Oh my life is an open book
A freak show
For everyone to laugh
For everyone to shake their heads
Cause I’ve made the wrong decision
Cause I’ve said the wrong thing
And I don’t know how to deal with all of this
That comes to me like a meteor shower
That comes to me like acid rain
Breaking on my bones
Burning on my skin.

To pretend to keep some privacy
To try to be the best I can be
But I always come short
And it’s so humiliating
As I drown in my sense of failure
Attacked by my low self-esteem
To be bitten by the snake of arrogance
And deny myself of my own fault
Should I open the door?
Should I leave it like that?
This room is getting filled
And there’s no air outside.

A sick world that’s trying to cure me
Trying to numb my human reactions
Trying to fill up their emptiness focusing on mine
A sea of so called therapists
A sea of so called friends
But in this darkness
I see no arm reaching for me.

I’m done complaining
Done looking for help
How can I fix myself this time?
Walk away from this hell?
To watch out for every action that I make
Make sure it doesn’t hurt the loved ones
Doesn’t hurt their fragile pride
But what about me?
They only stare to see past beyond
But never to see what’s inside.

Oh this might be an error
Oh this might be a lie
But you see, in my perception
It’s blurry in my eyes
As warped as I’ve made it
As defensive as it can be
To create consciousness for a few seconds
For a few seconds to make some understand
But like the wind that blows the dust in circles
We’ll be soon back again to where we stand.
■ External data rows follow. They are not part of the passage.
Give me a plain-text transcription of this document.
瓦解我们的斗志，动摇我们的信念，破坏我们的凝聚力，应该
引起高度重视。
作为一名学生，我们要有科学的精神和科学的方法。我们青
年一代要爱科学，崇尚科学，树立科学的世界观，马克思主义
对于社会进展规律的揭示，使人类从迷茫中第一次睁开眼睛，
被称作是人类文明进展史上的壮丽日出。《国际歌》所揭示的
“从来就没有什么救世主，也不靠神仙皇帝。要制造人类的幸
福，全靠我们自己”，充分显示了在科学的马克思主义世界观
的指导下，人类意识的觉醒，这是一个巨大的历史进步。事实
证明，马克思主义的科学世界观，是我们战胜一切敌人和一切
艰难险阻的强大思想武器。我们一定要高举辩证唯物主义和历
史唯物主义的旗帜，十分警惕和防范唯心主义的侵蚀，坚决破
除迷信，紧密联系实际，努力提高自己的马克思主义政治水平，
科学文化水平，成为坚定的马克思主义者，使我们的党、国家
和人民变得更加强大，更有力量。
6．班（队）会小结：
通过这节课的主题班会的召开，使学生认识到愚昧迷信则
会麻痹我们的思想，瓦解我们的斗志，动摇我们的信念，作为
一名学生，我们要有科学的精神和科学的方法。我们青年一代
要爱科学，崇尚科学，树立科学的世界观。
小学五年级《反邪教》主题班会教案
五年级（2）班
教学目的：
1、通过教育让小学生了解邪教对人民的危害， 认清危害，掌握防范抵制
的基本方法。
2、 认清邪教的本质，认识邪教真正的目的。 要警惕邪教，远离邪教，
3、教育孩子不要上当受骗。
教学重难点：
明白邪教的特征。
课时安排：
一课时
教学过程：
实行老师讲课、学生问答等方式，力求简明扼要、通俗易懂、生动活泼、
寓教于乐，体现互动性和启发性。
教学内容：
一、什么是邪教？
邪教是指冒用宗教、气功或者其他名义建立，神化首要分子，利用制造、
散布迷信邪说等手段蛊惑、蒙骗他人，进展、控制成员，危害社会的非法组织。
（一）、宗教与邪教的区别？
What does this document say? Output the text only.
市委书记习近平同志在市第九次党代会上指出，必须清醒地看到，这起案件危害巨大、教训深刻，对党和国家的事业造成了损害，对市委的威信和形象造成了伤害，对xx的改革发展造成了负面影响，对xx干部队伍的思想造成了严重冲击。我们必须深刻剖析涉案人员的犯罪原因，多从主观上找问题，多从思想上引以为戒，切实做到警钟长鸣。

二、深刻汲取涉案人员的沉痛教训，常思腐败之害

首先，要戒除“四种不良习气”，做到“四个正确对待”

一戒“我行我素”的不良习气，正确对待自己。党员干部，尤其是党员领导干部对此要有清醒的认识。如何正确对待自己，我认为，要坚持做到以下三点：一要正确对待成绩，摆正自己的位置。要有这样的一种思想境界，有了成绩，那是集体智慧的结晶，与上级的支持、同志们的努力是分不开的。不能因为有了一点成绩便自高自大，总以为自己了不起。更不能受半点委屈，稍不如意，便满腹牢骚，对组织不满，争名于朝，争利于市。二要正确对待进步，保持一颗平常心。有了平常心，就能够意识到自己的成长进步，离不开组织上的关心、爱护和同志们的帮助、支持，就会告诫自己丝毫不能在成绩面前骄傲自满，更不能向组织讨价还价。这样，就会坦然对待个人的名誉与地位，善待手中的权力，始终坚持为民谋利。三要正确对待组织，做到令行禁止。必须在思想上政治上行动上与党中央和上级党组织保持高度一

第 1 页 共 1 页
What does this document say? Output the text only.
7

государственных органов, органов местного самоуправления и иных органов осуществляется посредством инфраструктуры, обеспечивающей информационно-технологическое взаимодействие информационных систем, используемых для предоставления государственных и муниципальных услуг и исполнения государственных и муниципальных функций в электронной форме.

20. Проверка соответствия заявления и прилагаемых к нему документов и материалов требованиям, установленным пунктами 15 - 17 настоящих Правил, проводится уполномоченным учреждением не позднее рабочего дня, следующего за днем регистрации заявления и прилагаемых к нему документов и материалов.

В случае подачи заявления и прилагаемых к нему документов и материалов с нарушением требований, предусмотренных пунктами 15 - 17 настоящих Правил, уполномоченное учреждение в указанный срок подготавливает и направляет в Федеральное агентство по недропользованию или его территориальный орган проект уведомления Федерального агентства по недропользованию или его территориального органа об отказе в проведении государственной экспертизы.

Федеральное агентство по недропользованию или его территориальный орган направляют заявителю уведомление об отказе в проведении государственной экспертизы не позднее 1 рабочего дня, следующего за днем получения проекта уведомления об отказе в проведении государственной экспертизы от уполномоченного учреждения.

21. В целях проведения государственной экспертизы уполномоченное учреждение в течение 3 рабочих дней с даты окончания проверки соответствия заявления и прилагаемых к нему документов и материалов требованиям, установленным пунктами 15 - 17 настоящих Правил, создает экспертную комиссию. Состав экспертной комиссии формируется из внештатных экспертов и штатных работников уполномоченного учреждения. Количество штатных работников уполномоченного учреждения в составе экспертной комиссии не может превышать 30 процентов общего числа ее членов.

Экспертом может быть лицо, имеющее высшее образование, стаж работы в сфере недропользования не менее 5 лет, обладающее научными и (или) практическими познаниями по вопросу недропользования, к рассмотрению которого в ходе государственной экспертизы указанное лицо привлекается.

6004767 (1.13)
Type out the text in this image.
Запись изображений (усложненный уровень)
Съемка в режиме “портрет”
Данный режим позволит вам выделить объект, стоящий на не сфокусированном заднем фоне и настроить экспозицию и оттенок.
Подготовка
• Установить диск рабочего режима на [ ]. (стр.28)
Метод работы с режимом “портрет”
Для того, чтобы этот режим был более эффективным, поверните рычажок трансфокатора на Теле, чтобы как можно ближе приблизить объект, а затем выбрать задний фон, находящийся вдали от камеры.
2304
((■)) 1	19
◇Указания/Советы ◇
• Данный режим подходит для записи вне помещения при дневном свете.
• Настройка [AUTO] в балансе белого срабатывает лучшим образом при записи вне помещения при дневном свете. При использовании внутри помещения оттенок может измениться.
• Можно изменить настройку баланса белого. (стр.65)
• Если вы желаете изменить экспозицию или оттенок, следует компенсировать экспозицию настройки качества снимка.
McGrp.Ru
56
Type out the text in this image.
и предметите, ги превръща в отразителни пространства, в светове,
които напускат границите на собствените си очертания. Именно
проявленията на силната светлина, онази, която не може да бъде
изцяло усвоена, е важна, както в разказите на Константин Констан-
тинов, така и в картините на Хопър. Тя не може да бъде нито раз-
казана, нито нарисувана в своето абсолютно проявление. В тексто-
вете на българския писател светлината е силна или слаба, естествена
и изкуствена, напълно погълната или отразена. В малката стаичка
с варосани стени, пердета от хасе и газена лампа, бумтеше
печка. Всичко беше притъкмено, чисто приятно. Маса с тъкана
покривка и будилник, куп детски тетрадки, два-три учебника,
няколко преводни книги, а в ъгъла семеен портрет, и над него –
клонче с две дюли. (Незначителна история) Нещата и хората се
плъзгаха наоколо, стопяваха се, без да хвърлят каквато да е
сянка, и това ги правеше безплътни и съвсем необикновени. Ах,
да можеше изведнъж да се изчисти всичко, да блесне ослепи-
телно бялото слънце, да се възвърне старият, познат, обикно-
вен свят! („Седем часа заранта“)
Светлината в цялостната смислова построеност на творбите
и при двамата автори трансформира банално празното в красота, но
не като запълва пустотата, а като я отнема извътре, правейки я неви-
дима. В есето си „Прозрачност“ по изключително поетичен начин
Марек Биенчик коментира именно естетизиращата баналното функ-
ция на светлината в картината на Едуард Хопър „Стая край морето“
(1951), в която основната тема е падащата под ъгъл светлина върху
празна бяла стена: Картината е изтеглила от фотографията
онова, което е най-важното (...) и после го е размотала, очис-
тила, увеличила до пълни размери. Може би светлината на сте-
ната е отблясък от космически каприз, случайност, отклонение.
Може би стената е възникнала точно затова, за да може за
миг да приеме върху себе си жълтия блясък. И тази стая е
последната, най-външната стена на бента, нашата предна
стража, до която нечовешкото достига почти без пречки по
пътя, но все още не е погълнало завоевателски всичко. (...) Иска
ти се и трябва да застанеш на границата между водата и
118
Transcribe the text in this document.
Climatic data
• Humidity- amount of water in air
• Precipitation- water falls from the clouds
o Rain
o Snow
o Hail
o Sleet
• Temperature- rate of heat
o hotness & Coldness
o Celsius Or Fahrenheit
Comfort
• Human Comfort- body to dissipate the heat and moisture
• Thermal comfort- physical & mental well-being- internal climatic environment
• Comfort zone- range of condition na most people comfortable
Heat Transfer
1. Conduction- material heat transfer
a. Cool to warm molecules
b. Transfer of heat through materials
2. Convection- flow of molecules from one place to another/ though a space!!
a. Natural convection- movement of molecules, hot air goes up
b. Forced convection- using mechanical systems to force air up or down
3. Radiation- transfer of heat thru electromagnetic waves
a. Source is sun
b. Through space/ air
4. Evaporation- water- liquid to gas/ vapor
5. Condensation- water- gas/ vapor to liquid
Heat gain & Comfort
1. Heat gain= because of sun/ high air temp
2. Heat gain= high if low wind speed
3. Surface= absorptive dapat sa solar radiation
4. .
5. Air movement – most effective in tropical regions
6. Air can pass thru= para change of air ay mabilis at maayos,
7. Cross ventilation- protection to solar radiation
Oh my life is an open book
A freak show
For everyone to laugh
For everyone to shake their heads
Cause I’ve made the wrong decision
Cause I’ve said the wrong thing…

It comes to me like a meteor shower
It comes to me like acid rain
Breaking on my bones
Burning on my skin.

Should I open the door?
(Maybe the exit lies beyond it)
Should I leave it like that?
(What about the unknown dangers?)
This room is getting filled
(And I’m asphyxiating)
And there’s no air outside
(Either way I’ll die).

Undefined Infinitely

Stuck in time and space
In this vast nothingness
Floating infinitely
Towards the endless gap
Nothing but a black veil
Around and beyond
No day or night
No stars, no sun.

Under the Rain of my Eyes

All the time in the world is not enough
I’m always gonna love you
I’m always gonna miss you
I’m always gonna need you.

Consuming Fire

Fill this tank
‘Cause it’s empty
You faceless man
You used to have a name
Not mentioned anymore
Cause I’m too proud
And I’m too hurt
To even repent.

I knew from the beginning that this was going to fail
You told me over and over and over and over again
But I like the mistakes in a flavor that I can enjoy the taste
I’m drowning but my arms don’t reach out to be saved.

Leave me alone
But (please) don’t forsake me
Cause you’re in my head
And still cannot hear me
Bit my tongue
Before claiming anything
My pride
My anchor keeping my under.

I know of your existence and all of your righteous ways
But this outcast found a place where hurt is heard
There’s no more trace of you in the present world here
It has become the thing that you told me I’d most fear.

If you don’t reach me, I won’t attempt anything alone
I know that I need this, but I need to see my worth
You left an imprint in my soul, enough to hold me back
But you forget to place a filter when the sky turns black.